The majority of the debt is held as non-residential commercial mortgage-backed securities (CMBS) loans. CMBS are financial vehicles that bundle mortgages secured by commercial real estate and issued by many lenders into a single trust and sell them to multiple investors in sections, or tranches, with differing risk exposures. CMBS are one of the common channels for providing credit and liquidity to commercial real estate investors.
Spillover effects
Although the Paycheck Protection Program (PPP) explicitly prohibited commercial real estate landlords and investors from participating, there were channels through which its funds indirectly benefited these passive investors. Xiao identified one such channel as the “tenant channel,” in which renters could continue to make rent payments after receiving a loan. This spillover effect, made possible by PPP loans, was measured in Xiao and his co-authors' study.

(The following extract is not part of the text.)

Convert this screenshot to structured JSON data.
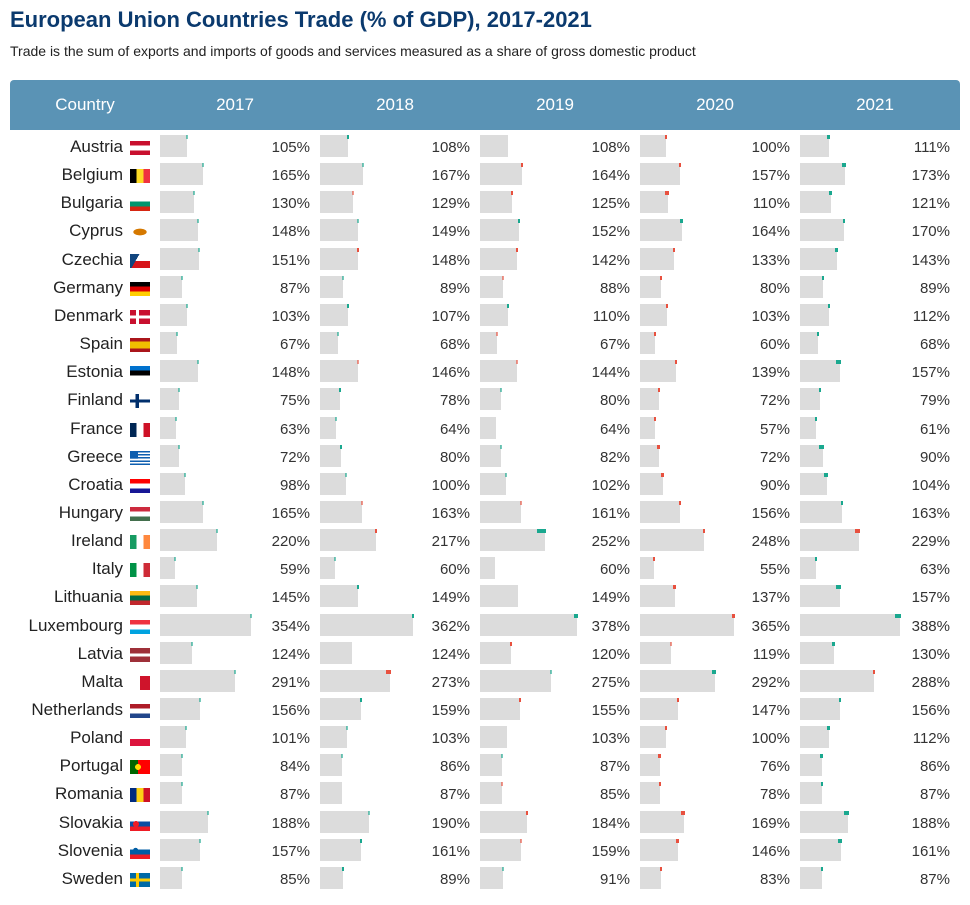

“The most pronounced impact on delinquency rates occurred in regions that were hardest hit by the pandemic, where banks performed above expectations in providing PPP loans,” Xiao said. “The positive impact on delinquency rates was greater if commercial properties were located in areas more likely to obtain PPP loans.”
Beyond demonstrating the effectiveness of Paycheck Protection Program loans in averting a financial crisis, Xiao's findings underscore the importance of evaluating outcomes beyond short-term goals when assessing the effectiveness of government interventions.
“When analyzing the impact of a program, various aspects other than the primary goal need to be considered,” Xiao said.